A child was about to die.
3
• HOSEA 4:1, 3 •
Listen to the word of Yahweh, you Israelites. . . . “There is no faith, no love, and no knowledge of Elohim in the land. . . . That is why the land is drying up.”
Gomer sliced through the temple crowd with a skill borne of experience and purpose. The girls trailing behind her had maintained the pace admirably, and she’d noted their kohl-rimmed eyes followed her every move. “You, dance at the left of the king’s platform,” she instructed the youngest. Then, motioning to a tall, more experienced girl, Gomer added, “Stay near her until you see the customer pay an agreeable grain price.” Both girls nodded and hurried away, bronze bells jingling around their ankles with each step. Gomer assigned locations to the rest of Tamir’s girls—far enough from other harlots to avoid confrontation, close enough to the altar to attract eager worshipers.
Finally, having placed all the others, Gomer surveyed the temple sanctuary to find her favorite spot. The precise site varied with each event, but her guidelines were the same: the most discreet location near the highest-ranking officials. An elder or judge—e
ven a priest—had no qualms about taking a harlot to his bed. But an official could be ridiculed if he paid for pleasure too often. Or if the woman was ugly. Gomer knew she wasn’t ugly; some of the most powerful men in Samaria had told her so. Repeatedly. So discretion was vital if she hoped to lure those who could provide enough silver for her escape tonight with Merav.

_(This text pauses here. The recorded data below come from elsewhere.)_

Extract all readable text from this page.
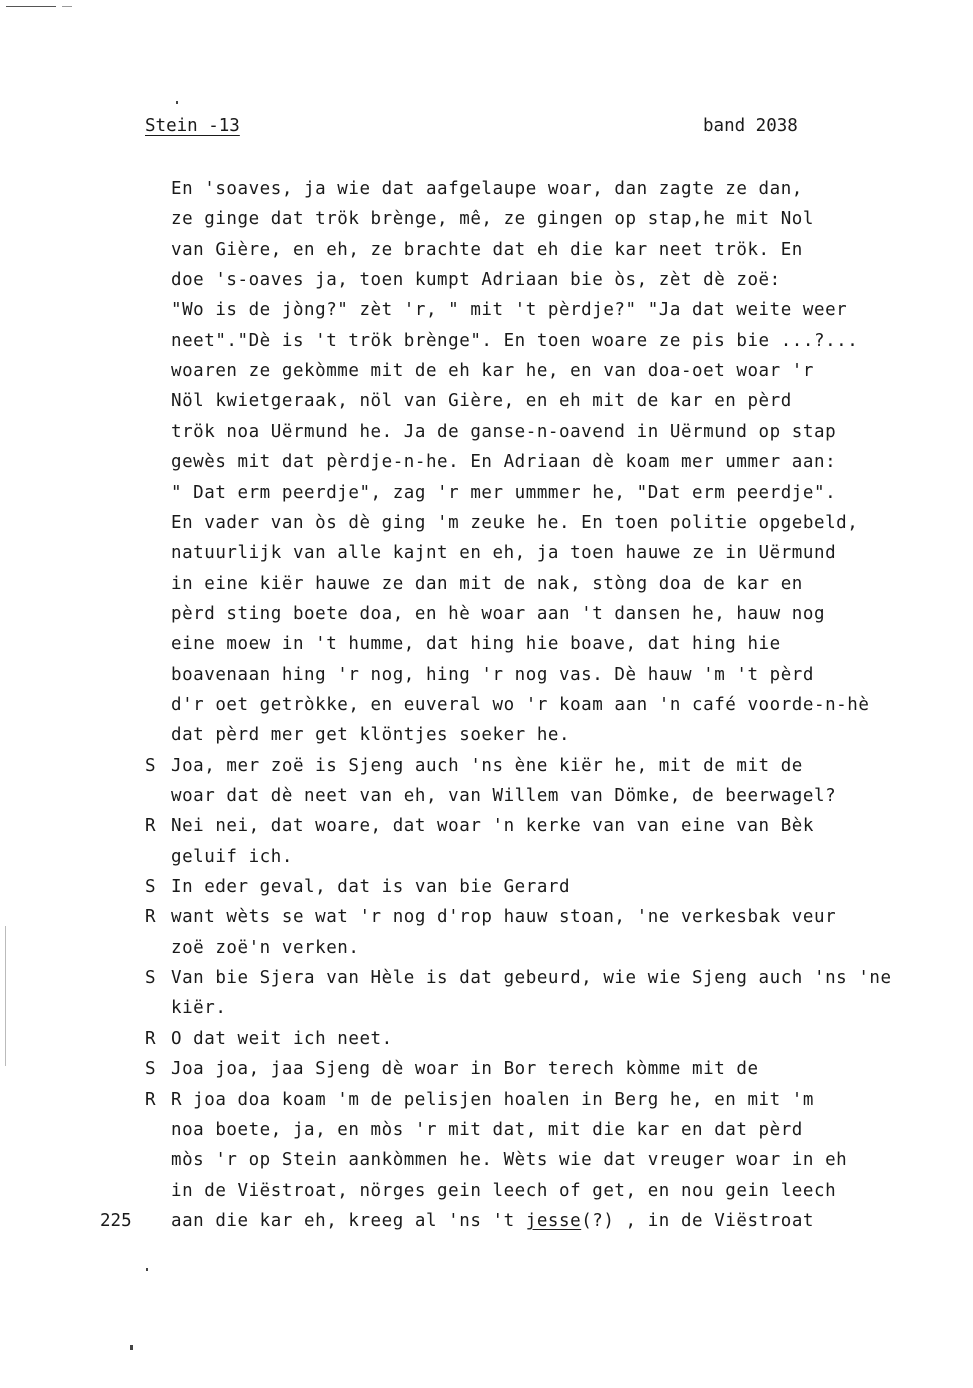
Stein -13	band 2038
En 'soaves, ja wie dat aafgelaupe woar, dan zagte ze dan,
ze ginge dat trök brènge, mê, ze gingen op stap,he mit Nol
van Gière, en eh, ze brachte dat eh die kar neet trök. En
doe 's-oaves ja, toen kumpt Adriaan bie òs, zèt dè zoë:
"Wo is de jòng?" zèt 'r, " mit 't pèrdje?" "Ja dat weite weer
neet"."Dè is 't trök brènge". En toen woare ze pis bie ...?...
woaren ze gekòmme mit de eh kar he, en van doa-oet woar 'r
Nöl kwietgeraak, nöl van Gière, en eh mit de kar en pèrd
trök noa Uërmund he. Ja de ganse-n-oavend in Uërmund op stap
gewès mit dat pèrdje-n-he. En Adriaan dè koam mer ummer aan:
" Dat erm peerdje", zag 'r mer ummmer he, "Dat erm peerdje".
En vader van òs dè ging 'm zeuke he. En toen politie opgebeld,
natuurlijk van alle kajnt en eh, ja toen hauwe ze in Uërmund
in eine kiër hauwe ze dan mit de nak, stòng doa de kar en
pèrd sting boete doa, en hè woar aan 't dansen he, hauw nog
eine moew in 't humme, dat hing hie boave, dat hing hie
boavenaan hing 'r nog, hing 'r nog vas. Dè hauw 'm 't pèrd
d'r oet getròkke, en euveral wo 'r koam aan 'n café voorde-n-hè
dat pèrd mer get klöntjes soeker he.
S Joa, mer zoë is Sjeng auch 'ns ène kiër he, mit de mit de
woar dat dè neet van eh, van Willem van Dömke, de beerwagel?
R Nei nei, dat woare, dat woar 'n kerke van van eine van Bèk
geluif ich.
S In eder geval, dat is van bie Gerard
R want wèts se wat 'r nog d'rop hauw stoan, 'ne verkesbak veur
zoë zoë'n verken.
S Van bie Sjera van Hèle is dat gebeurd, wie wie Sjeng auch 'ns 'ne
kiër.
R O dat weit ich neet.
S Joa joa, jaa Sjeng dè woar in Bor terech kòmme mit de
R R joa doa koam 'm de pelisjen hoalen in Berg he, en mit 'm
noa boete, ja, en mòs 'r mit dat, mit die kar en dat pèrd
mòs 'r op Stein aankòmmen he. Wèts wie dat vreuger woar in eh
in de Viëstroat, nörges gein leech of get, en nou gein leech
225 aan die kar eh, kreeg al 'ns 't jesse(?) , in de Viëstroat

The temple drums began a slow bass pounding, vibrating Gomer’s soul, setting her feet into motion. She began to dance and sway, moving with the beat toward a shaded area near the king’s platform. Jeroboam was seated on his temple throne with Israel’s newly appointed general at his side. Menahem was a ruthless soldier and an exacting leader. Like King Jeroboam, he demanded unquestioning loyalty from those he commanded. Gomer had felt the sting of the general’s whip two nights ago when she’d been slow to serve his wine. She’d never make that mistake again.
Seated at the king’s right was Amaziah, Bethel’s high priest during Gomer’s childhood. She’d seen him a hundred times since she’d arrived in Samaria, resenting his promotion to Israel’s high priest. But today she felt six years old again, and in her mind’s eye she saw Amaziah rage at the prophet Amos, who had come from Judah to prophecy against Israel—and Amos brought that fish prophet with him.
The fish prophet. He’s the one who took Hosea away. A fresh memory of Hosea’s kind face squeezed her heart. She hadn’t thought of her childhood friend for years—until this morning. Why had he plagued her thoughts today?
Gomer covered her ears, shutting out the memory, concentrating on the flute and drum of the celebration to come. But she could feel Hosea’s arms around her. He was just a little boy, but he was like a big brother, strong and protective. When his abba Beeri declared he was taking Hosea to Judah—away from Israel’s pagan worship—Gomer remembered screaming, falling from the rafters. Her world went black. When she’d awakened, Hosea was gone—and soon her innocence was taken as well.